Après une semaine de reprise qui l’a déjà vu perdre ses deux piliers défensifs (Simao et Lemeray) et alors que des tractations devraient encore affaiblir son effectif dans les semaines à venir, le technicien hesperangeois demande à avoir enfin une visibilité sur la suite. Que visera son club sur la phase retour? Et avec qui? Un cri du coeur pour un homme qui voudrait s’investir mais manque d’informations.
Il est ardu de pouvoir parler avec quelqu’un du Swift, par les temps qui courent. A-t-on le droit de faire un point?
Emmanuel Da Costa : Ah si vous voulez, on peut faire un point. Mais moi-même, je ne suis pas très au courant.
C’est un comble.
Oui, mais c’est un fait.
Cet hiver, votre limogeage a été évoqué par certains médias. Et pourtant, vous revoilà à l’entraînement.
Comment un club pourrait-il envisager de limoger un coach alors qu’il a déjà rejeté deux fois sa démission?
Deux fois?
Oui, deux fois. C’est sans doute flatteur, d’ailleurs, qu’on l’ait refusée deux fois. Mais si on me licenciait après ces deux refus, alors ce serait une question d’égo et uniquement d’égo. Cela dit l’égo, par les temps qui courent, cela peut faire faire beaucoup de choses.
Ce groupe, on l’a pas trop mal géré parce que des grèves, avant Mondorf, on en avait déjà évité deux!
Qu’y a-t-il à en dire, de ce limogeage inexistant et jamais démenti officiellement? Avez-vous été surpris par cette rumeur?
J’en ai entendu parler à vrai dire, parce qu’on m’a envoyé les articles. Mais il apparaît qu’il s’agissait en fait exclusivement du staff de l’équipe féminine, ce qui s’est d’ailleurs révélé exact, après coup. Moi, on m’a juste appelé pour me prévenir que cela n’avait rien à voir avec moi.
Cela ressemble à une ébauche de communication interne, non?
Vous allez peut-être me traiter de menteur, mais depuis mon retour, je n’ai vu personne, ni discuté avec personne. Après, jusque-là, je n’étais pas demandeur. Mais maintenant, il y a besoin d’éclaircissements. Alors on va laisser passer encore quelques jours parce que beaucoup de choses peuvent survenir.
En fait, il continue de se passer beaucoup de choses tout le temps. Je ne veux pas prendre mes dirigeants à la gorge, mais on ne peut pas continuer à vivre ce qu’on a vécu durant la phase aller ad vitam aeternam.
Comment ont été les fêtes, à cet égard?
Les joueurs les ont passées avec trois mois de salaires en retard. Au moment où on a le plus besoin d’argent. Ils ont passé des repos soucieux. Et moi, là, je mène un travail psychologique intense qui n’est jamais mis en avant et alors que certains collègues crachent dans la soupe en assurant qu’avec eux, cela ne serait jamais arrivé, cette grève. Ça me fait sourire. Pour anticiper la grève de Mondorf, il aurait fallu être médium.

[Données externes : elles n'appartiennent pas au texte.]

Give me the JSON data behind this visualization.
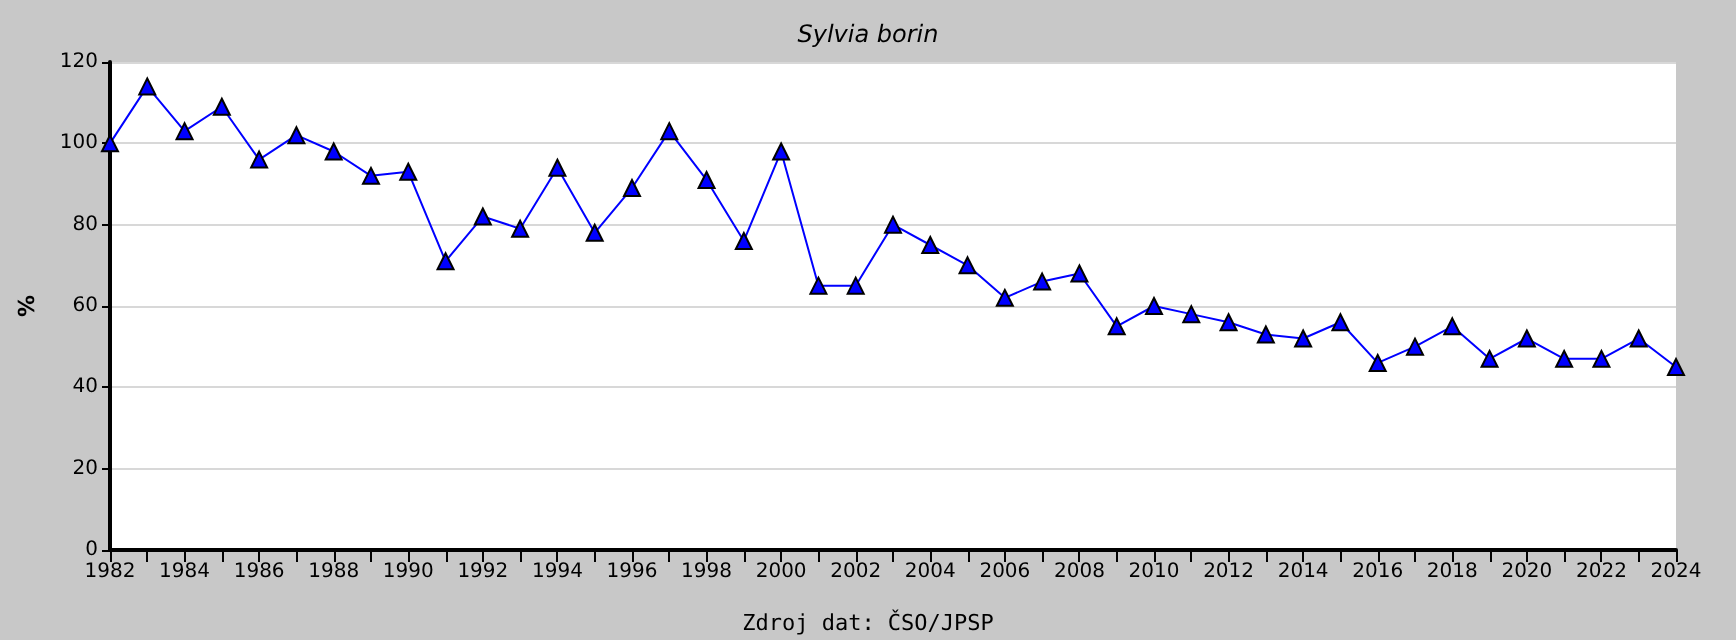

C’est facile de dire qu’on aurait pu l’éviter quand on n’a jamais, étant soi-même coach, rencontré ces problèmes de versements de salaires. Moi je vais vous dire, je crois que ce groupe, on l’a pas trop mal géré parce que des grèves, avant Mondorf, on en avait déjà évité deux!
Alors c’est bien beau de salir les gens dans la presse, mais je remarque que longtemps, toutes les choses qu’on a fait de bien, le nombre de clean-sheets consécutifs, le nombre d’expected goals par match où l’on était mieux que tout le monde, notre jeu… tout ça, personne n’en parlait.
Parce que les gens pensent que c’est normal, ils pensent qu’on est le PSG du Luxembourg. La réalité est bien loin de ça. Dans le cercle privé, j’ai dit aux gens que vu les conditions, ce qu’on réalisait était tout bonnement exceptionnel. Si j’avais dit ça à l’extérieur, à des gens qui ne savaient pas, on m’aurait ri au nez.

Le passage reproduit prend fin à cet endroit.